I run command [SHOW VARIABLES;] and compare value Aurora(MySQL5.6) and Amazon Aurora(MySQL5.7)
have a lot of item not same. But variable is GLOBAL can not change value.
For exam I run [SET GLOBAL max_connections = 1000] throw error follow
# Time Action Message Duration / Fetch
0 1 15:27:00 SET GLOBAL max_connections = 1000 Error Code: 1227. Access denied; you need (at least one of) the SUPER privilege(s) for this operation 0.000 sec

If you have best solution upgrade Aurora(MySQL5.6) to Amazon Aurora(MySQL5.7) with same setting value in [Cluter Parameter Group] and [DB Parameter Group] please show me. Thanks you so much.

Dave

“The solution was to take a snapshot and use it to provision a temporary Amazon Aurora MySQL 5.6 cluster of one node. As part of the creation process, the events tab of the AWS console will show the binary log file and position consistent with the snapshot, it looks like this:”

I have followed these instructions twice, and in each case Recent Events only displayed “DB instance created” and nothing else. A colleague of mine agreed that Recent Events does not reliably display info related to binlog position.

The page below says, “You can also get the binlog file name and position by checking the MySQL error log for the last MySQL binlog file position or for the DB_CRASH_RECOVERY_BINLOG_POSITION entry.
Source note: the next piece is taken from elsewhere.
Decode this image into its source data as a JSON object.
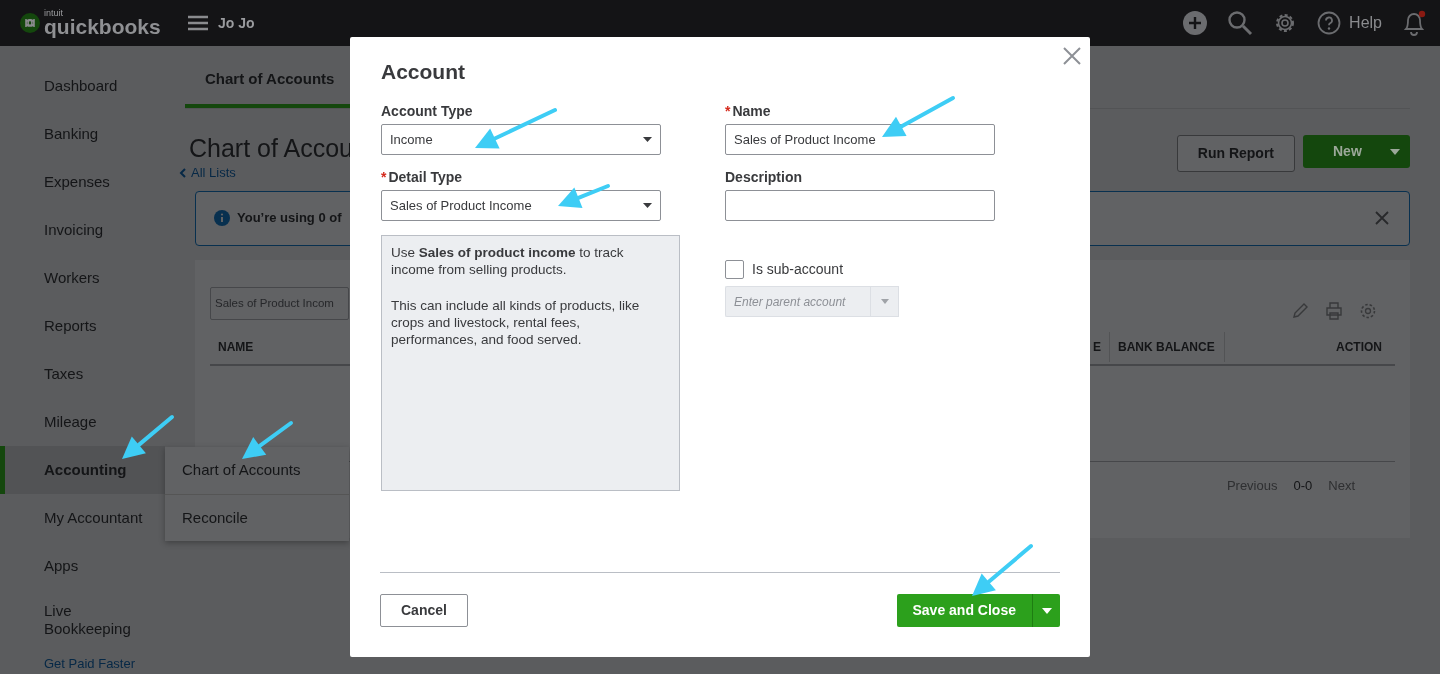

https://docs.aws.amazon.com/AmazonRDS/latest/AuroraUserGuide/AuroraMySQL.Replication.MySQL.html#AuroraMySQL.Replication.MySQL.CreateSnapshot

This was helpful for me. I found three entries similar to this in the first two log files created after the restore. (for example, in the file named error/mysql-error-running.log.2020-03-31.13)
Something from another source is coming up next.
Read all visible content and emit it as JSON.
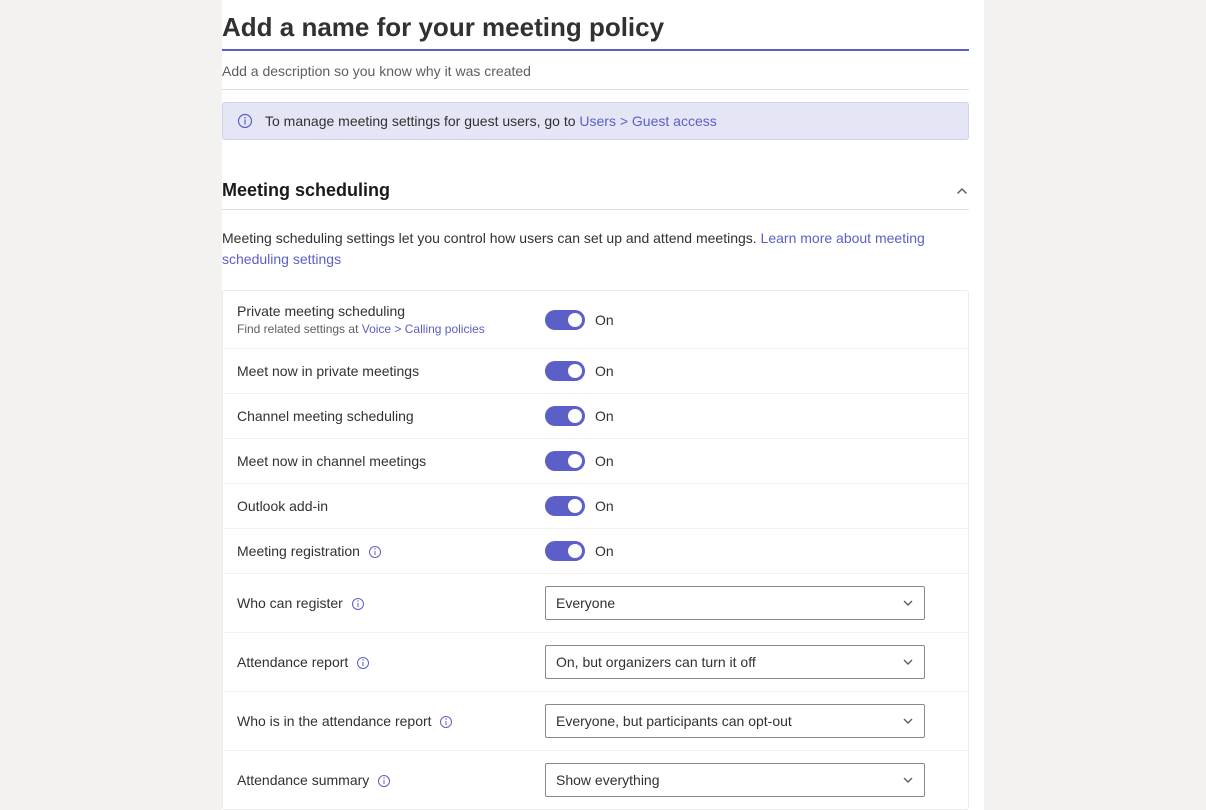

2020-03-31 12:13:50 12937 [Note] Crash recovery finished.
InnoDB: Last MySQL binlog file position 0 1020, file name mysql-bin-changelog.023827

I hope this info might help others.

islue

Excuse me, but what is the meaning of restoring the snapshot to a 5.6 cluster, to mysqldump and restore to another 5.7 cluster?
I tried to restore the 5.6 snapshot directly to a 5.7 cluster and set up the replication. It seems working.